De Adán en el paraíso se recogen en las crónicas hechos diversos.
No vamos a dudar de la verdad de lo contado ni de la recta intención de los autores.
De Adán en la ciudad los testimonios son a la vez más escasos y más dudosos. Han pasado los años, muchos, lo que el hombre ha ganado en experiencia lo ha perdido en esperanza. Conoce bien que el fin está en cualquier camino, como dicen los filósofos que a esto no le echan cuentas: lo que es, es, y cuando no, a otra cosa.
En todo caso, los relojes solamente se compadecen de los imberbes. De ellos es el reino de la creencia.
¿Quién va a dar dos cuartos por las ideas del viejo? Sus hechos han de permanecer oscuros e ignorados, sus ideas huelen a alpaca en las noches sofocantes de verano. ¿Quién va a dar dos cuartos?
Miras las luces de la ciudad y sonríes a la música y a la luna.
Abrazas lo que tú eres. Cuando eres joven.
Ahora las luces se ven en silencio como un río distante: el murmullo se postula pero no se oye. El agua pasa -el tiempo-, eso lo dice el cuerpo.
La fiesta está allí, unas calles más abajo... Ahora bien: ¿Por qué el blanco y negro de los sueños, como esa pareja que sube la cuesta y pasa a tu lado?

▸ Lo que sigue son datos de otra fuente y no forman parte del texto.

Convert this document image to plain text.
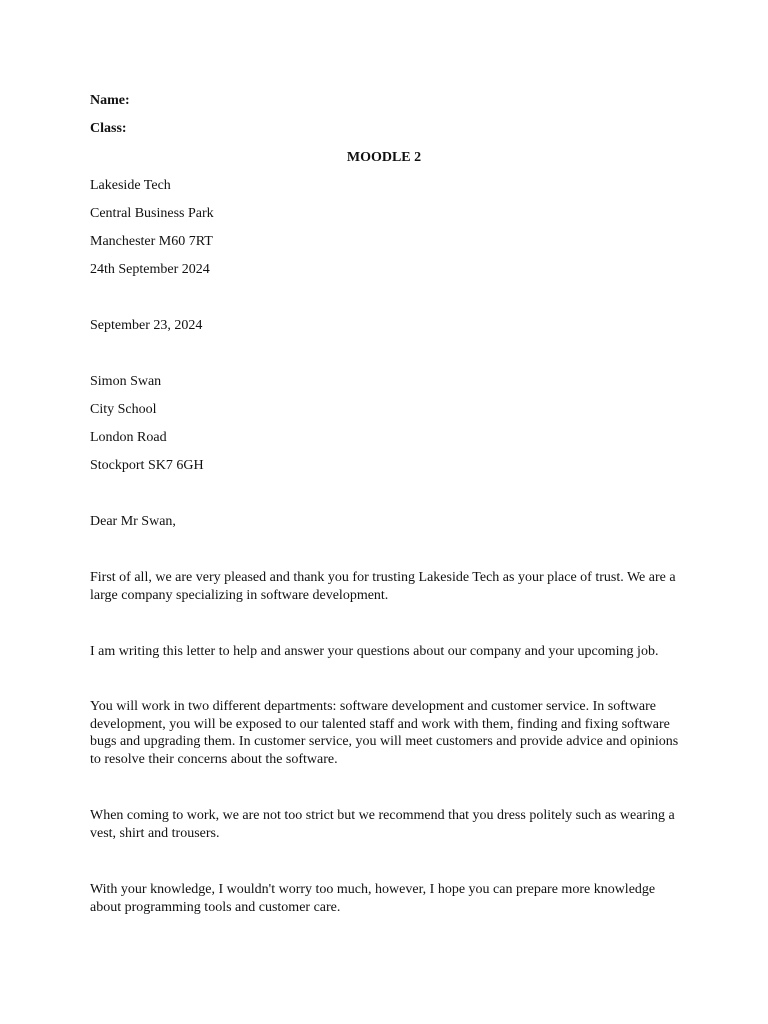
Name:
Class:
MOODLE 2
Lakeside Tech
Central Business Park
Manchester M60 7RT
24th September 2024
September 23, 2024
Simon Swan
City School
London Road
Stockport SK7 6GH
Dear Mr Swan,
First of all, we are very pleased and thank you for trusting Lakeside Tech as your place of trust. We are a large company specializing in software development.
I am writing this letter to help and answer your questions about our company and your upcoming job.
You will work in two different departments: software development and customer service. In software development, you will be exposed to our talented staff and work with them, finding and fixing software bugs and upgrading them. In customer service, you will meet customers and provide advice and opinions to resolve their concerns about the software.
When coming to work, we are not too strict but we recommend that you dress politely such as wearing a vest, shirt and trousers.
With your knowledge, I wouldn't worry too much, however, I hope you can prepare more knowledge about programming tools and customer care.
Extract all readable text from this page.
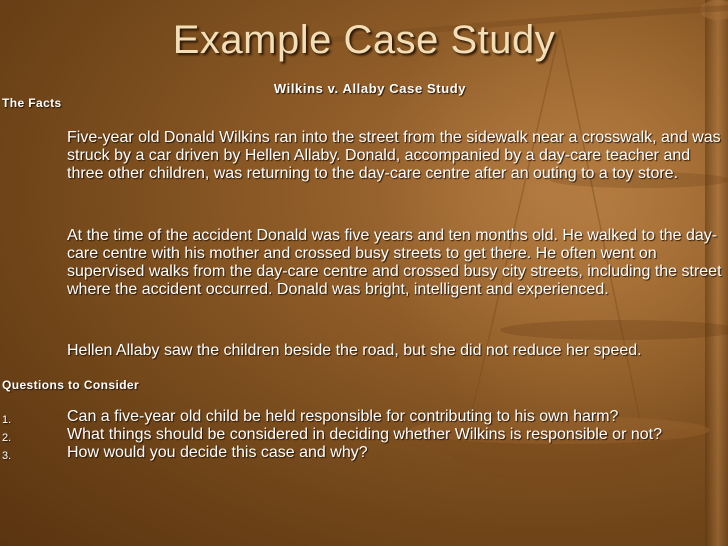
Example Case Study
Wilkins v. Allaby Case Study
The Facts
Five-year old Donald Wilkins ran into the street from the sidewalk near a crosswalk, and was struck by a car driven by Hellen Allaby. Donald, accompanied by a day-care teacher and three other children, was returning to the day-care centre after an outing to a toy store.
At the time of the accident Donald was five years and ten months old. He walked to the day-care centre with his mother and crossed busy streets to get there. He often went on supervised walks from the day-care centre and crossed busy city streets, including the street where the accident occurred. Donald was bright, intelligent and experienced.
Hellen Allaby saw the children beside the road, but she did not reduce her speed.
Questions to Consider
1.	Can a five-year old child be held responsible for contributing to his own harm?
2.	What things should be considered in deciding whether Wilkins is responsible or not?
3.	How would you decide this case and why?
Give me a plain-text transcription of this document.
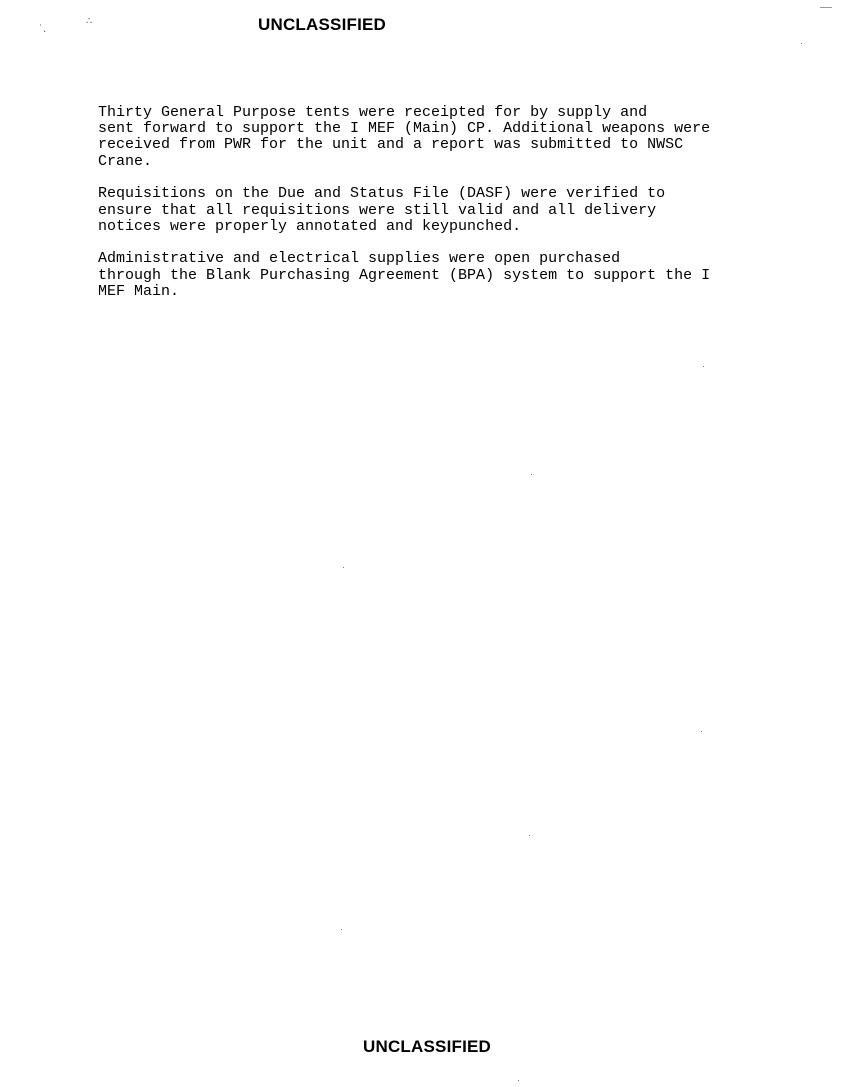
UNCLASSIFIED

Thirty General Purpose tents were receipted for by supply and
sent forward to support the I MEF (Main) CP. Additional weapons were
received from PWR for the unit and a report was submitted to NWSC
Crane.

Requisitions on the Due and Status File (DASF) were verified to
ensure that all requisitions were still valid and all delivery
notices were properly annotated and keypunched.

Administrative and electrical supplies were open purchased
through the Blank Purchasing Agreement (BPA) system to support the I
MEF Main.

UNCLASSIFIED
˙.
∴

Él le pasa el brazo por el talle, como si fuera su oficio antiguo, mientras ella le habla de su hijo, de las dudas que tiene sobre los pretendientes de la madre. Sin embargo, tú eres el elegido, tú le pasas la mano por su talle de viuda, como si fuera tu oficio antiguo.
Veías -de esto hace años- a lo lejos las luces, el parpadeo de los semáforos, las farolas equidistantes y obedientes, acaso la chillona intermitencia de ambulancias y coches de policía -¿qué ha pasado?-.
La fiesta sigue, a una décima de segundo del desastre, a menos de medio metro, los muchachos ¡son tan inconscientes! A nadie se le esconde la vecindad íntima de la podredumbre y de las rosas.
De repente, un día... ¿Quién ha parado los relojes? ¿Qué ha pasado? ¿Quién ha detenido este río? El río eres tú o tu conciencia. Cuando Adán sale del paraíso acaba sabiendo que su ser es su conciencia, el grave espesor de sus pensamientos y su memoria. No hace falta que vaya lejos buscando responsables: la culpa es ser.
No entenderás la música, las palabras de la canción van y vienen con un eco extraño, calles más abajo y más allá un río que ha dejado de serlo, cuando aprietas grave en el sueño con tu mano la carne madura y sabia: ella eres tú, porque el hombre que la acompaña en la subida es demasiado joven. Maldad de la noche, que disuelve colores y trastoca papeles. Pero aquí hay algún engaño, una trampa inconfesable.
Una eternidad: entre tú y la música -¿una vieja tonada inglesa?-, apenas intuida, se interpone el mundo, lo real y existente tan frágil, correspondiendo a lo que sabes desde el éxodo -del campo a la ciudad-.
Me doy cuenta -¿es ya tarde?- de que el tiempo es el verdadero nombre del ser, por lo mismo que la eternidad es su negación, y por esto los dioses, ajenos a la obligación de los relojes, se nos esconden. Los dioses, o el único dios, tan solitario como tú cuando repites los pasos del desterrado pensando en los años que no te pertenecen.
¿Cómo puedes ser tan ingenuo? Basta con que un niño le pegue una patada a la clepsidra. O abra las manos dejando caer la arena.